Las marcas de la carne se borran con disimulados artificios de mujer, pero aquellas otras invisibles para el ojo nunca terminan de cicatrizar en la psiquis de su femineidad, minando día a día su personalidad, transformando su vigor, extrayendo su energía y vomitando sus desgracias en el contenedor del último piso.
Más cerca de las losas que embellece a diario, el peso de su secreto la hunde en su deprimida existencia, añadiendo a los golpes de la violencia los de su conciencia, consciente de su guerra aunque inútil ante el duro aprendizaje de la tradición, que siempre ha puesto a cada uno en su sitio, ordenando los cargos y las cargas según la naturaleza estipuló en el principio de los principios.
Recuerdo sus ojos asustados, sus gestos de temor ante la presencia omnipresente del cabeza de familia, su reverenciado respeto hacia la santa autoridad de la violencia, sus apagadas protestas, musitadas, muertas apenas nacidas.
La veo en ese rincón, sentada en la vieja silla de la realidad, cosiendo las prendas que lo hacen más guapo, más hombre, en las calles, entre sus amigos; observo sus ojos gastados, sus dedos pelados y sus surcos fabricados con paciente dolor. Admirado, presiento las lágrimas secas de su pasado, aún anclado en su presente.
Dueña de nada, crea falsas disculpas en las pocas ocasiones que pisa la libertad del exterior, inventa caídas, fantasea con golpes en el baño y hace suyos cuentos oídos en otras tantas miles de historias similares a la suya, de aquellas que, como ella, silencian sus gritos.
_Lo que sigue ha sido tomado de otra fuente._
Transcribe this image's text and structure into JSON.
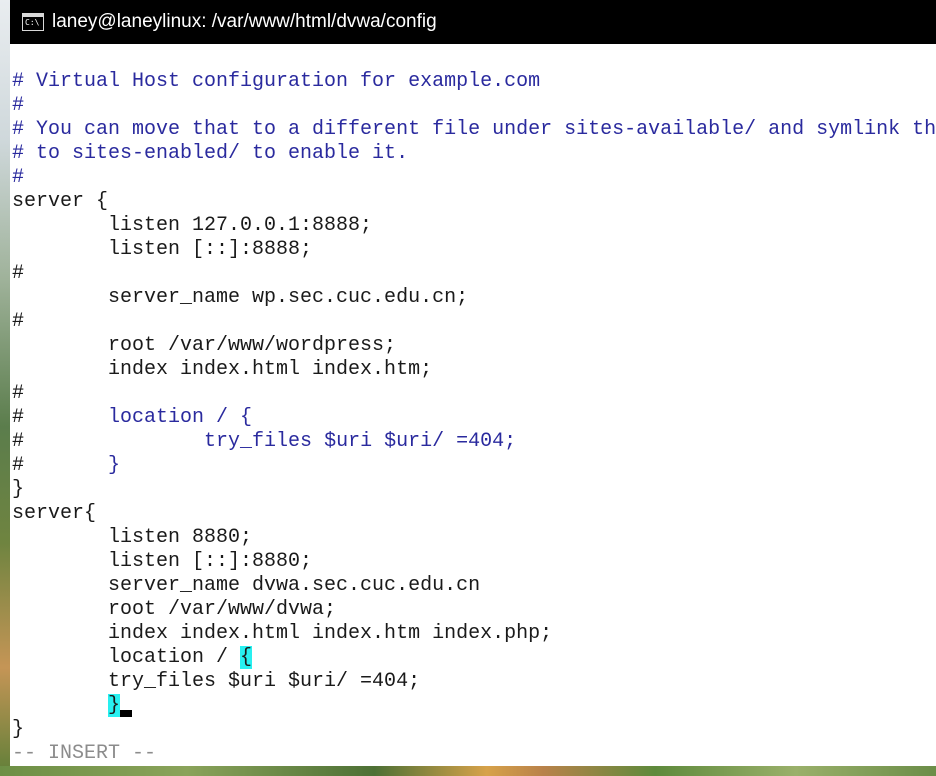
{
  "window": {
    "title": "laney@laneylinux: /var/www/html/dvwa/config",
    "icon": {
      "name": "console-icon",
      "glyph": "C:\\"
    }
  },
  "colors": {
    "titlebar": "#000000",
    "text": "#1a1a1a",
    "comment": "#2a2a9e",
    "match_bg": "#28f0f0",
    "mode": "#8c8c8c",
    "cursor": "#000000"
  },
  "editor": {
    "lines": [
      {
        "segments": [
          {
            "text": "# Virtual Host configuration for example.com",
            "style": "comment"
          }
        ]
      },
      {
        "segments": [
          {
            "text": "#",
            "style": "comment"
          }
        ]
      },
      {
        "segments": [
          {
            "text": "# You can move that to a different file under sites-available/ and symlink th",
            "style": "comment"
          }
        ]
      },
      {
        "segments": [
          {
            "text": "# to sites-enabled/ to enable it.",
            "style": "comment"
          }
        ]
      },
      {
        "segments": [
          {
            "text": "#",
            "style": "comment"
          }
        ]
      },
      {
        "segments": [
          {
            "text": "server {",
            "style": "plain"
          }
        ]
      },
      {
        "segments": [
          {
            "text": "        listen 127.0.0.1:8888;",
            "style": "plain"
          }
        ]
      },
      {
        "segments": [
          {
            "text": "        listen [::]:8888;",
            "style": "plain"
          }
        ]
      },
      {
        "segments": [
          {
            "text": "#",
            "style": "hash"
          }
        ]
      },
      {
        "segments": [
          {
            "text": "        server_name wp.sec.cuc.edu.cn;",
            "style": "plain"
          }
        ]
      },
      {
        "segments": [
          {
            "text": "#",
            "style": "hash"
          }
        ]
      },
      {
        "segments": [
          {
            "text": "        root /var/www/wordpress;",
            "style": "plain"
          }
        ]
      },
      {
        "segments": [
          {
            "text": "        index index.html index.htm;",
            "style": "plain"
          }
        ]
      },
      {
        "segments": [
          {
            "text": "#",
            "style": "hash"
          }
        ]
      },
      {
        "segments": [
          {
            "text": "#",
            "style": "hash"
          },
          {
            "text": "       location / {",
            "style": "comment"
          }
        ]
      },
      {
        "segments": [
          {
            "text": "#",
            "style": "hash"
          },
          {
            "text": "               try_files $uri $uri/ =404;",
            "style": "comment"
          }
        ]
      },
      {
        "segments": [
          {
            "text": "#",
            "style": "hash"
          },
          {
            "text": "       }",
            "style": "comment"
          }
        ]
      },
      {
        "segments": [
          {
            "text": "}",
            "style": "plain"
          }
        ]
      },
      {
        "segments": [
          {
            "text": "server{",
            "style": "plain"
          }
        ]
      },
      {
        "segments": [
          {
            "text": "        listen 8880;",
            "style": "plain"
          }
        ]
      },
      {
        "segments": [
          {
            "text": "        listen [::]:8880;",
            "style": "plain"
          }
        ]
      },
      {
        "segments": [
          {
            "text": "        server_name dvwa.sec.cuc.edu.cn",
            "style": "plain"
          }
        ]
      },
      {
        "segments": [
          {
            "text": "        root /var/www/dvwa;",
            "style": "plain"
          }
        ]
      },
      {
        "segments": [
          {
            "text": "        index index.html index.htm index.php;",
            "style": "plain"
          }
        ]
      },
      {
        "segments": [
          {
            "text": "        location / ",
            "style": "plain"
          },
          {
            "text": "{",
            "style": "match"
          }
        ]
      },
      {
        "segments": [
          {
            "text": "        try_files $uri $uri/ =404;",
            "style": "plain"
          }
        ]
      },
      {
        "segments": [
          {
            "text": "        ",
            "style": "plain"
          },
          {
            "text": "}",
            "style": "match"
          }
        ],
        "cursor": true
      },
      {
        "segments": [
          {
            "text": "}",
            "style": "plain"
          }
        ]
      }
    ],
    "mode_text": "-- INSERT --"
  }
}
Sorprende miradas indiscretas y ojos que compadecen su destino, aunque también percibe aquellos otros que ondean la bandera del macho y escudan sus miserias en un frente común. Sin embargo, la mayor parte de las almas con que se cruza en el devenir de los días sólo nadan en su superficie, sin sospechar siquiera que más allá de sus aparentes tranquilas aguas hay un océano en permanente convulsión.
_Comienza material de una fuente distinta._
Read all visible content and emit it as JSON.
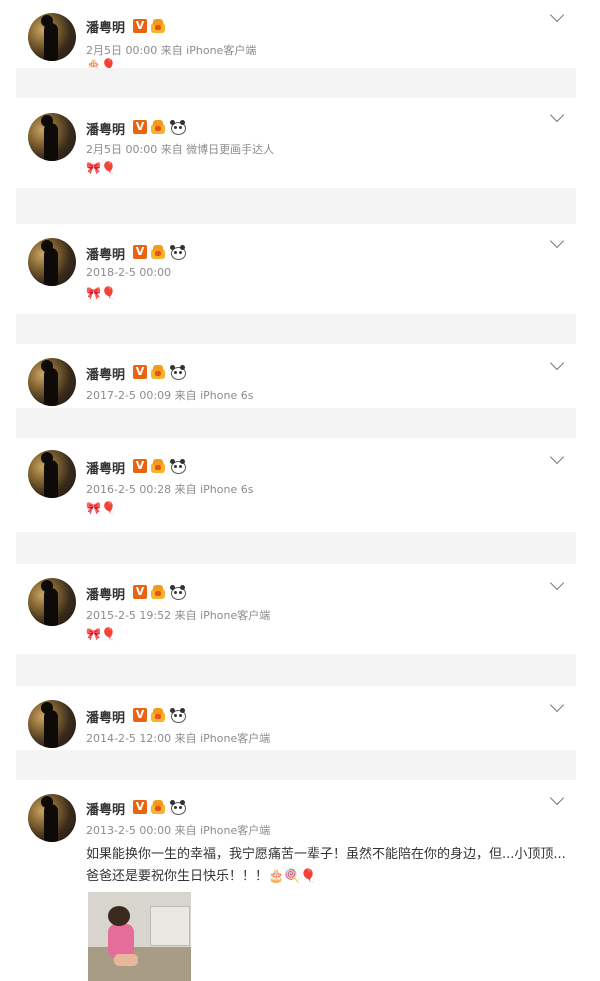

Lo peor es el reflejo de sus propias heridas en la carne blanda de sus pequeños, tragar los ruidosos silencios de sus hijos, callar los golpes ajenos, que más duelen que los propios, e ignorar los daños colaterales de una guerra que hace mucho tiempo que ha perdido, de batallas sin armas que arrojar y aliados que llamar.
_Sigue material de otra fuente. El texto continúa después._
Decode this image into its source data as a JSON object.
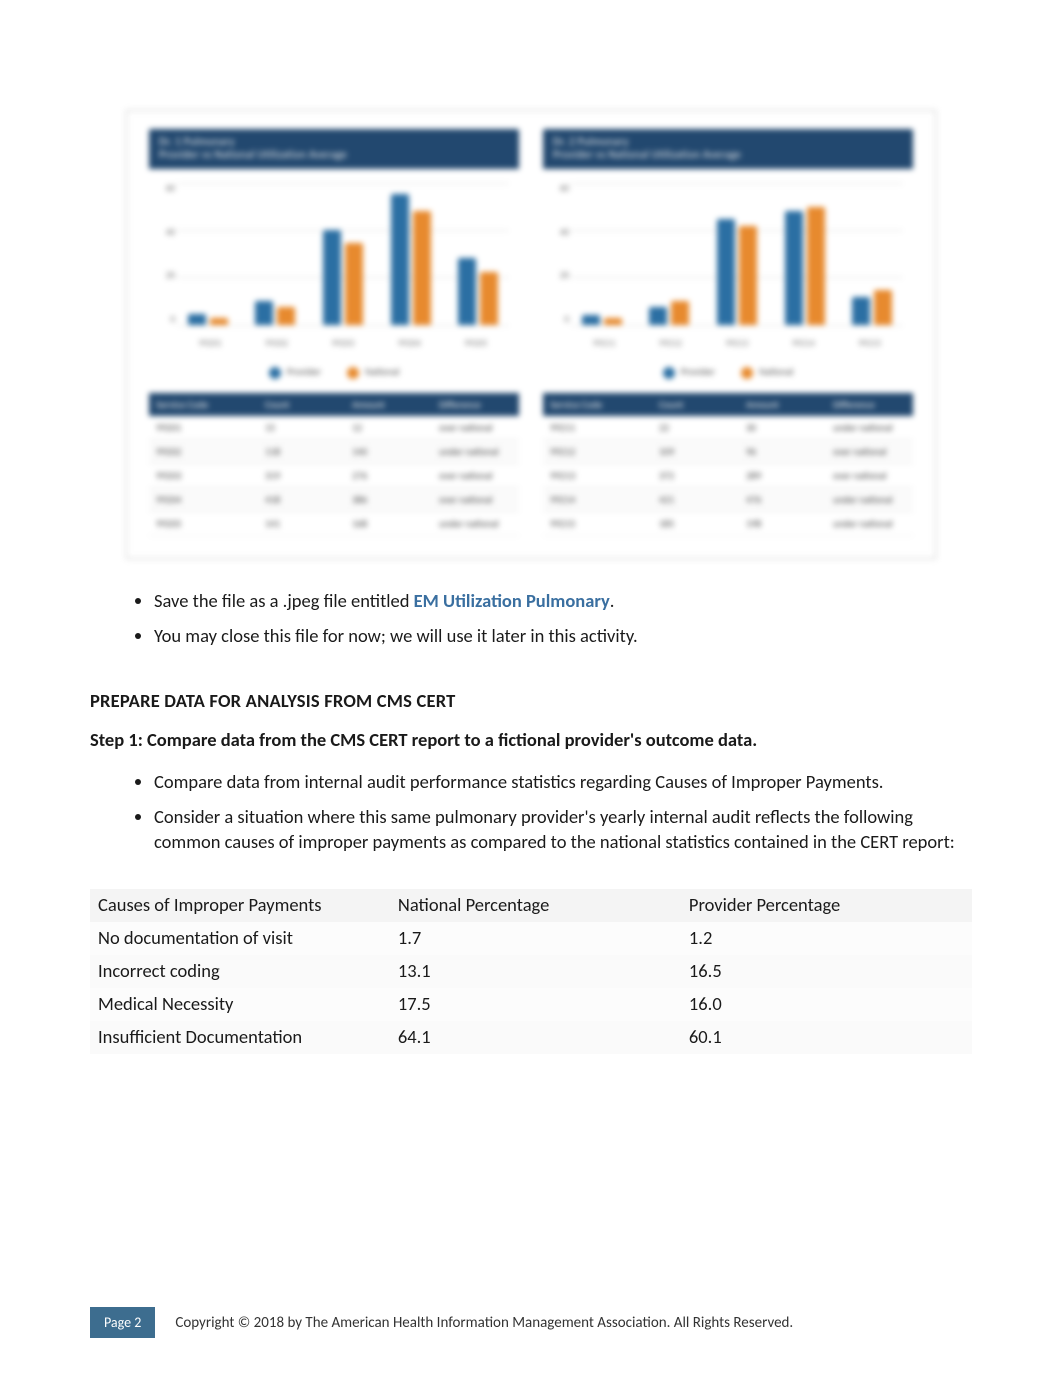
{
  "figure": {
    "left": {
      "title_line1": "Dr. 1 Pulmonary",
      "title_line2": "Provider vs National Utilization Average",
      "legend_series1": "Provider",
      "legend_series2": "National",
      "table_headers": [
        "Service Code",
        "Count",
        "Amount",
        "Difference"
      ],
      "table_rows": [
        [
          "99201",
          "15",
          "12",
          "over national"
        ],
        [
          "99202",
          "118",
          "140",
          "under national"
        ],
        [
          "99203",
          "319",
          "276",
          "over national"
        ],
        [
          "99204",
          "418",
          "386",
          "over national"
        ],
        [
          "99205",
          "141",
          "168",
          "under national"
        ]
      ]
    },
    "right": {
      "title_line1": "Dr. 2 Pulmonary",
      "title_line2": "Provider vs National Utilization Average",
      "legend_series1": "Provider",
      "legend_series2": "National",
      "table_headers": [
        "Service Code",
        "Count",
        "Amount",
        "Difference"
      ],
      "table_rows": [
        [
          "99211",
          "22",
          "30",
          "under national"
        ],
        [
          "99212",
          "109",
          "96",
          "over national"
        ],
        [
          "99213",
          "372",
          "289",
          "over national"
        ],
        [
          "99214",
          "421",
          "476",
          "under national"
        ],
        [
          "99215",
          "185",
          "198",
          "under national"
        ]
      ]
    }
  },
  "bullets_top": {
    "item1_prefix": "Save the file as a .jpeg file entitled ",
    "item1_highlight": "EM Utilization Pulmonary",
    "item1_suffix": ".",
    "item2": "You may close this file for now; we will use it later in this activity."
  },
  "section_heading": "PREPARE DATA FOR ANALYSIS FROM CMS CERT",
  "step_line": "Step 1: Compare data from the CMS CERT report to a fictional provider's outcome data.",
  "step_bullets": {
    "b1": "Compare data from internal audit performance statistics regarding Causes of Improper Payments.",
    "b2": "Consider a situation where this same pulmonary provider's yearly internal audit reflects the following common causes of improper payments as compared to the national statistics contained in the CERT report:"
  },
  "causes_table": {
    "headers": [
      "Causes of Improper Payments",
      "National Percentage",
      "Provider Percentage"
    ],
    "rows": [
      [
        "No documentation of visit",
        "1.7",
        "1.2"
      ],
      [
        "Incorrect coding",
        "13.1",
        "16.5"
      ],
      [
        "Medical Necessity",
        "17.5",
        "16.0"
      ],
      [
        "Insufficient Documentation",
        "64.1",
        "60.1"
      ]
    ]
  },
  "footer": {
    "page_label": "Page 2",
    "copyright": "Copyright © 2018 by The American Health Information Management Association. All Rights Reserved."
  },
  "chart_data": [
    {
      "type": "bar",
      "title": "Dr. 1 Pulmonary — Provider vs National Utilization Average",
      "categories": [
        "99201",
        "99202",
        "99203",
        "99204",
        "99205"
      ],
      "series": [
        {
          "name": "Provider",
          "values": [
            5,
            10,
            40,
            55,
            28
          ]
        },
        {
          "name": "National",
          "values": [
            3,
            8,
            35,
            48,
            22
          ]
        }
      ],
      "ylabel": "%",
      "ylim": [
        0,
        60
      ]
    },
    {
      "type": "bar",
      "title": "Dr. 2 Pulmonary — Provider vs National Utilization Average",
      "categories": [
        "99211",
        "99212",
        "99213",
        "99214",
        "99215"
      ],
      "series": [
        {
          "name": "Provider",
          "values": [
            4,
            8,
            45,
            48,
            12
          ]
        },
        {
          "name": "National",
          "values": [
            3,
            10,
            42,
            50,
            15
          ]
        }
      ],
      "ylabel": "%",
      "ylim": [
        0,
        60
      ]
    },
    {
      "type": "table",
      "title": "Causes of Improper Payments",
      "categories": [
        "No documentation of visit",
        "Incorrect coding",
        "Medical Necessity",
        "Insufficient Documentation"
      ],
      "series": [
        {
          "name": "National Percentage",
          "values": [
            1.7,
            13.1,
            17.5,
            64.1
          ]
        },
        {
          "name": "Provider Percentage",
          "values": [
            1.2,
            16.5,
            16.0,
            60.1
          ]
        }
      ],
      "ylabel": "Percentage"
    }
  ]
}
En la soledad de su ajeno castillo, mire donde mire, siempre encuentra los ojos fijos de sus vástagos, la acusación eterna del desconocimiento y la inocencia robada de futuros violentos y víctimas de sí mismos. Espectadora, además de protagonista, hace de parapeto y de protector reducto, aunque los más de los golpes acaban por atravesar las débiles empalizadas y dañar a los indefensos moradores, tan culpables como la madre de su extremo sufrimiento.
Homenajes televisivos, demandas públicas y peticiones de otras con más suerte y fama no cambian su vida nunca. El venerado vínculo es de obligado cumplimiento y jamás faltaría a un precepto de la madre iglesia, aunque con ello pierda vida y alma en el mismo puño, aunque con ello no encuentre la dignidad de ser persona.
De reojo, interroga los movimientos de su verdugo ante el televisor, intentando averiguar cuando será el momento y qué lo despertará, pero siempre es sorprendida por la pueril traición de quién debería ser su compañero y no es más que su dueño, un dueño malvado con poder para dañar o salvar, un César doméstico con el pulgar siempre hacia el suelo.
La tele, su solitaria compañía, la anima a luchar, a pelear, a huir, pero los homenajes, los consejos y las advertencias caen en un saco roto a fuerza de palos. El temor a la inquisición de su casa ejerce más poder que el mazo del juez, que sólo trabaja durante ocho horas al día y 40 a la semana, corriendo un tupido velo el resto del tiempo.
Y así continúa, encerrada en la esquina más profunda de su mundo, con temor a la puesta de sol y conteniendo la respiración ante el leve crujir de la vieja cerradura que cada noche de su vida acaba por permitir la entrada a las penas de los nueve infiernos.
A Rosana, por su música hecha poesía.